Bottom line is, there’s not a pair of shoes that makes you faster, a lifting shirt that makes you stronger, a backpack that makes you more outdoorsy or a tweed coat that makes you smarter.  A diploma or degree doesn’t, as a thing you possess, make you more educated any more than owning a Tom Brady jersey lets you throw a football 49 yards and hit a moving target with a total effective radius of about 6 inches.

You become good at things, whether it’s running, thinking, acting, lifting, baking pies or underwater basket weaving, by simply doing them.  There’s not a thing that will make you better at them.
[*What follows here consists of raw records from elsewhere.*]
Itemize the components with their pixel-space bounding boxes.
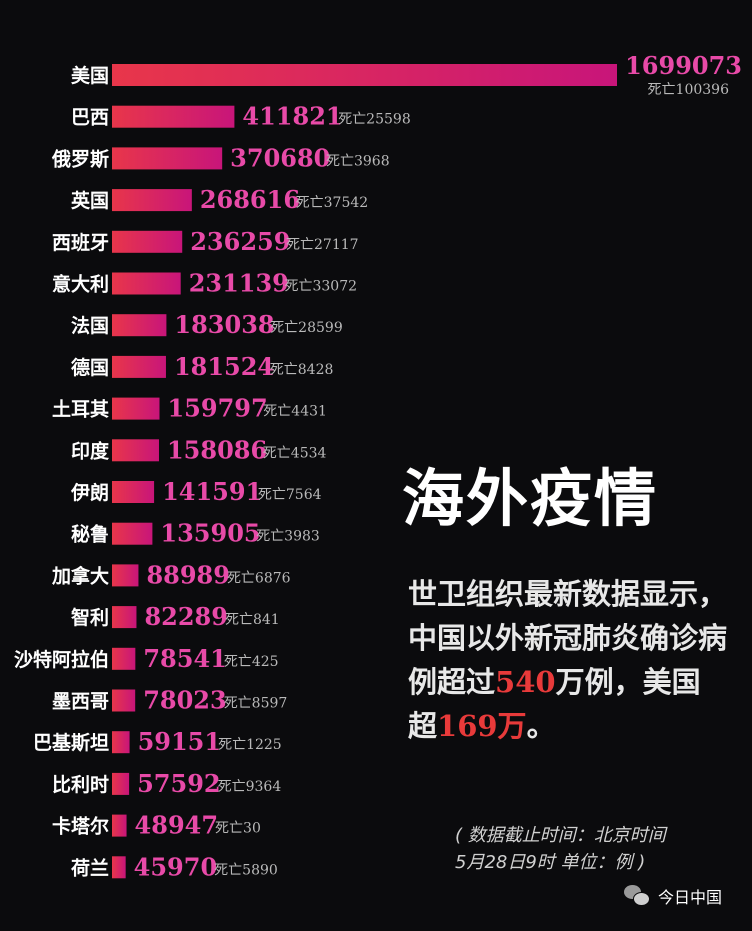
death-label: 死亡5890 [214, 862, 278, 878]
value-label: 82289 [144, 602, 228, 631]
value-label: 236259 [190, 227, 290, 256]
death-label: 死亡9364 [218, 779, 282, 795]
bar [112, 606, 137, 629]
subtitle-text-1: 世卫组织最新数据显示，中国以外新冠肺炎确诊病例超过 [408, 577, 728, 699]
value-label: 45970 [134, 852, 218, 881]
category-label: 印度 [71, 439, 110, 462]
bar [112, 147, 223, 170]
category-label: 德国 [71, 356, 109, 379]
bar [112, 481, 155, 503]
value-label: 268616 [200, 185, 300, 214]
value-label: 159797 [167, 394, 267, 423]
category-label: 美国 [71, 64, 109, 87]
value-label: 1699073 [625, 51, 742, 80]
source-label: 今日中国 [658, 888, 723, 907]
bar [112, 689, 136, 712]
category-label: 比利时 [52, 774, 109, 796]
category-label: 墨西哥 [52, 691, 109, 713]
data-note-line-2: 5月28日9时 单位：例 ) [455, 852, 646, 873]
bar [112, 189, 192, 212]
category-label: 智利 [71, 606, 109, 629]
death-label: 死亡425 [224, 654, 279, 670]
category-label: 巴基斯坦 [33, 731, 109, 754]
value-label: 135905 [160, 519, 260, 548]
value-label: 370680 [230, 143, 330, 172]
death-label: 死亡28599 [270, 320, 343, 336]
data-note: ( 数据截止时间：北京时间 5月28日9时 单位：例 ) [455, 822, 725, 876]
category-label: 巴西 [71, 107, 109, 129]
category-label: 俄罗斯 [51, 147, 109, 170]
subtitle-text-2: 万例，美国超 [408, 665, 701, 743]
bar [112, 731, 130, 754]
death-label: 死亡100396 [648, 82, 730, 98]
bar [112, 272, 181, 295]
value-label: 183038 [174, 310, 274, 339]
death-label: 死亡7564 [258, 487, 322, 503]
bar [112, 647, 136, 670]
bar [112, 397, 160, 420]
bar [112, 64, 617, 86]
bar [112, 439, 159, 462]
category-label: 秘鲁 [71, 523, 109, 546]
category-label: 西班牙 [52, 231, 109, 254]
bar [112, 522, 153, 545]
death-label: 死亡1225 [218, 737, 282, 753]
bar [112, 564, 139, 587]
death-label: 死亡3983 [256, 529, 320, 545]
bar [112, 314, 167, 337]
category-label: 加拿大 [51, 564, 109, 587]
value-label: 141591 [162, 477, 262, 506]
death-label: 死亡4431 [263, 404, 327, 420]
death-label: 死亡3968 [326, 153, 390, 169]
subtitle-highlight-2: 169万 [437, 709, 527, 743]
category-label: 卡塔尔 [52, 815, 109, 838]
category-label: 英国 [71, 189, 109, 212]
death-label: 死亡8428 [270, 362, 334, 378]
value-label: 57592 [137, 769, 221, 798]
death-label: 死亡30 [215, 821, 261, 837]
death-label: 死亡8597 [224, 696, 288, 712]
death-label: 死亡841 [225, 612, 280, 628]
bar [112, 105, 235, 128]
subtitle-highlight-1: 540 [495, 665, 556, 699]
value-label: 88989 [146, 560, 230, 589]
death-label: 死亡4534 [263, 445, 327, 461]
bar [112, 230, 183, 253]
source-credit: 今日中国 [624, 884, 722, 908]
death-label: 死亡27117 [286, 237, 359, 253]
category-label: 伊朗 [70, 481, 109, 504]
value-label: 78023 [143, 686, 227, 715]
category-label: 土耳其 [52, 399, 109, 421]
death-label: 死亡37542 [296, 195, 369, 211]
category-label: 沙特阿拉伯 [14, 648, 109, 671]
value-label: 231139 [189, 269, 289, 298]
value-label: 78541 [143, 644, 227, 673]
category-label: 法国 [71, 314, 109, 337]
death-label: 死亡33072 [284, 279, 357, 295]
data-note-line-1: ( 数据截止时间：北京时间 [455, 825, 666, 846]
death-label: 死亡25598 [338, 112, 411, 128]
category-label: 意大利 [52, 273, 109, 296]
subtitle-text-3: 。 [526, 709, 556, 743]
bar [112, 856, 126, 879]
death-label: 死亡6876 [227, 570, 291, 586]
value-label: 181524 [174, 352, 274, 381]
subtitle: 世卫组织最新数据显示，中国以外新冠肺炎确诊病例超过540万例，美国超169万。 [408, 572, 728, 748]
page-title: 海外疫情 [402, 462, 659, 535]
value-label: 48947 [135, 811, 219, 840]
value-label: 59151 [138, 727, 222, 756]
value-label: 158086 [167, 435, 267, 464]
bar [112, 814, 127, 837]
bar [112, 355, 166, 378]
wechat-icon [624, 885, 650, 907]
category-label: 荷兰 [71, 856, 109, 879]
bar [112, 772, 130, 795]
value-label: 411821 [242, 102, 342, 131]
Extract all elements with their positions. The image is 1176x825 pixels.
Granted, there is such a thing as necessary equipment.  Some tasks cannot be completed without certain items: baseball kind of requires a ball and if you try to play hockey without a stick and pads you’re going to end up both losing and badly bruised.

But nonetheless, we only become what we want to be through vigorous effort.  Whether you’re trying to write computer programs or run a marathon, the only way you get better at doing that thing is by getting up off your ass and DOING THEM!  Life doesn’t come with any free passes and there’s no such thing as a thing that automatically makes you better at something.

It’s been wonderful,

-J.R.M.C.

P.S.  Sorry for the radio silence over the last week, it was Christmas vacation.